Insights into Twitter Recommendation System

11 minute read

Published:

In this article, I will go into insights about the recommendation systems at Twitter, particularly the components that power tweet and account recommendations.

Background: I was an MLE at Twitter from 2021-2023, working on tweet and account Candidate Generation for the Home Timeline, Email and Push Notification. Below is my short write-up of the Recommendation work inside Twitter that I could remember. Most of the content and code are open-sourced. I organized them according to the components and services that I worked on during my time there.

1. Overview

Twitter tweet recommendation algorithm is the main engine behind the ranked timeline on Twitter home page. There are many components that power the computation of a ranked timeline.

Twitter home timeline

But first, some numbers for scale between Twitter and TikTok:

 TwitterTikTok
New content size:

DAUs (as of 2022.10):

Candidates:
500M new tweets/day

~238M

Latest tweets from the last 1 day
100M new videos/day

>1B

No limit on video age

Here is the overall recommendation pipeline and its components:

Alt text

2. Candidate Generation for tweets

2.1 In-network candidate sources

  In-network candidate sources is the largest candidate source and aims to deliver the most relevant, recent Tweets from users you follow. It efficiently ranks Tweets of those you follow based on their relevance using a logistic regression model. The top Tweets are then sent to the next stage.

2.1.1 RealGraph

(code)

  What it is: It is a logistic regression model that predicts the likelihood of engagement between two users. The higher the real graph score between you and the author, the more of their tweets we’ll include.

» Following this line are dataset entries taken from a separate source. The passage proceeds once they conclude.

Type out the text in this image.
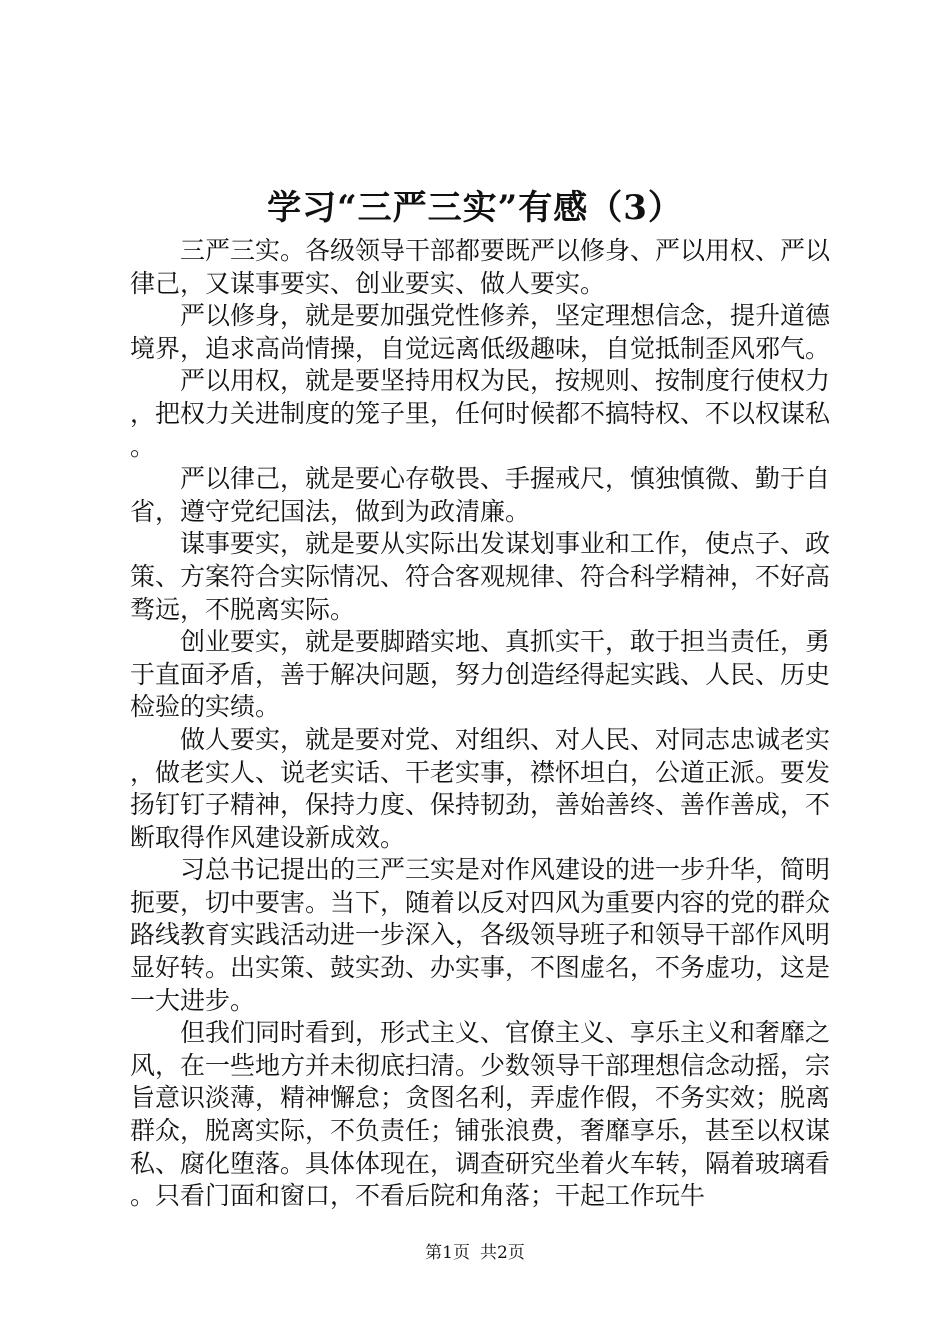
学习“三严三实”有感（3）

三严三实。各级领导干部都要既严以修身、严以用权、严以律己，又谋事要实、创业要实、做人要实。

严以修身，就是要加强党性修养，坚定理想信念，提升道德境界，追求高尚情操，自觉远离低级趣味，自觉抵制歪风邪气。

严以用权，就是要坚持用权为民，按规则、按制度行使权力，把权力关进制度的笼子里，任何时候都不搞特权、不以权谋私。

严以律己，就是要心存敬畏、手握戒尺，慎独慎微、勤于自省，遵守党纪国法，做到为政清廉。

谋事要实，就是要从实际出发谋划事业和工作，使点子、政策、方案符合实际情况、符合客观规律、符合科学精神，不好高骛远，不脱离实际。

创业要实，就是要脚踏实地、真抓实干，敢于担当责任，勇于直面矛盾，善于解决问题，努力创造经得起实践、人民、历史检验的实绩。

做人要实，就是要对党、对组织、对人民、对同志忠诚老实，做老实人、说老实话、干老实事，襟怀坦白，公道正派。要发扬钉钉子精神，保持力度、保持韧劲，善始善终、善作善成，不断取得作风建设新成效。

习总书记提出的三严三实是对作风建设的进一步升华，简明扼要，切中要害。当下，随着以反对四风为重要内容的党的群众路线教育实践活动进一步深入，各级领导班子和领导干部作风明显好转。出实策、鼓实劲、办实事，不图虚名，不务虚功，这是一大进步。

但我们同时看到，形式主义、官僚主义、享乐主义和奢靡之风，在一些地方并未彻底扫清。少数领导干部理想信念动摇，宗旨意识淡薄，精神懈怠；贪图名利，弄虚作假，不务实效；脱离群众，脱离实际，不负责任；铺张浪费，奢靡享乐，甚至以权谋私、腐化堕落。具体体现在，调查研究坐着火车转，隔着玻璃看。只看门面和窗口，不看后院和角落；干起工作玩牛

第1页 共2页
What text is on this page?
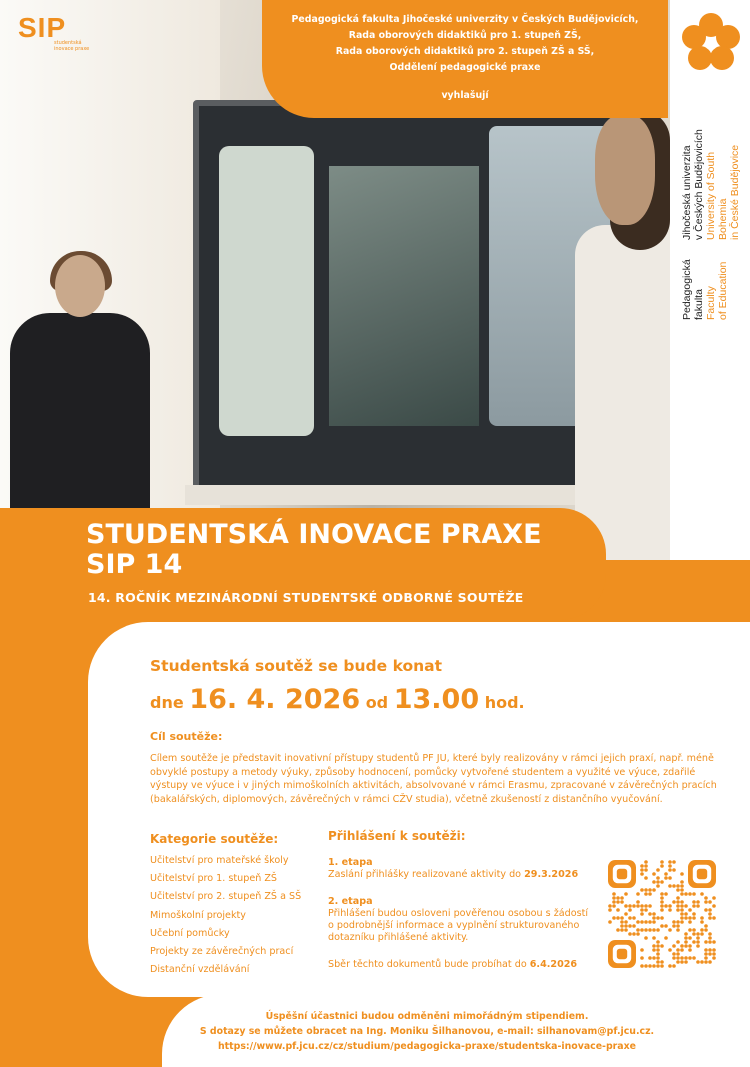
SIP
studentská inovace praxe
Pedagogická fakulta Jihočeské univerzity v Českých Budějovicích,
Rada oborových didaktiků pro 1. stupeň ZŠ,
Rada oborových didaktiků pro 2. stupeň ZŠ a SŠ,
Oddělení pedagogické praxe
vyhlašují
Jihočeská univerzita
v Českých Budějovicích
University of South Bohemia
in České Budějovice
Pedagogická
fakulta
Faculty
of Education
STUDENTSKÁ INOVACE PRAXE
SIP 14
14. ROČNÍK MEZINÁRODNÍ STUDENTSKÉ ODBORNÉ SOUTĚŽE
Studentská soutěž se bude konat
dne 16. 4. 2026 od 13.00 hod.
Cíl soutěže:
Cílem soutěže je představit inovativní přístupy studentů PF JU, které byly realizovány v rámci jejich praxí, např. méně obvyklé postupy a metody výuky, způsoby hodnocení, pomůcky vytvořené studentem a využité ve výuce, zdařilé výstupy ve výuce i v jiných mimoškolních aktivitách, absolvované v rámci Erasmu, zpracované v závěrečných pracích (bakalářských, diplomových, závěrečných v rámci CŽV studia), včetně zkušeností z distančního vyučování.
Kategorie soutěže:
Učitelství pro mateřské školy
Učitelství pro 1. stupeň ZŠ
Učitelství pro 2. stupeň ZŠ a SŠ
Mimoškolní projekty
Učební pomůcky
Projekty ze závěrečných prací
Distanční vzdělávání
Přihlášení k soutěži:
1. etapa
Zaslání přihlášky realizované aktivity do 29.3.2026
2. etapa
Přihlášení budou osloveni pověřenou osobou s žádostí o podrobnější informace a vyplnění strukturovaného dotazníku přihlášené aktivity.
Sběr těchto dokumentů bude probíhat do 6.4.2026
Úspěšní účastnici budou odměněni mimořádným stipendiem.
S dotazy se můžete obracet na Ing. Moniku Šilhanovou, e-mail: silhanovam@pf.jcu.cz.
https://www.pf.jcu.cz/cz/studium/pedagogicka-praxe/studentska-inovace-praxe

  Stacks: Scala Scio, Big Query ML, BQE

  Algorithm: XGBoost

  How it is used: Real Graph score is used as a feature in almost every downstream recommendation jobs. The downstream jobs include general candidate generation, as well as product surface recommendation jobs such as push notifications, emails and timeline. The difficulty of this job is the huge space of users (10^9) and scoring for ~N^2 pairs of users. To fix the massive scale, only recent interactions (likes, follows, profile clicks) are scored.

  Real Graph delivered a huge boost for push notification DAU and MAU (minute active usage). For users that have no explicit activity (eg dormant or new users), the candidates are backfilled using the top k tweeting accounts that the given user follows. We are now able to send notifications/emails to dormant users, or even to make sure they have something ready if and when the dormant user returns.

2.2 Out-of-network candidate sources

1. Social Graph - GraphJet

(code, paper)

  What it is: realtime graph processing library that provides realtime content recommendations. GraphJet maintains a realtime bipartite interaction graph that keeps track of user-tweet interactions over the most recent hours.

  Stacks: Java and Kafka.

  Algorithm: GraphJet construct graph database and implements random walk algorithm (SALSA - Stochastic Approach for Link-Structure Analysis).

  How it is used: GraphJet is used to request tweet recommendation given a particular user.

2. Embedding - SimClusters

(code, paper)

Alt text

  What it is: An embedding algorithm that generates a sparse embedding for both tweet and author based on their engagements. The input is user or tweet, and SimClusters will return a set of similar users or tweets based on approximate cosine similarity.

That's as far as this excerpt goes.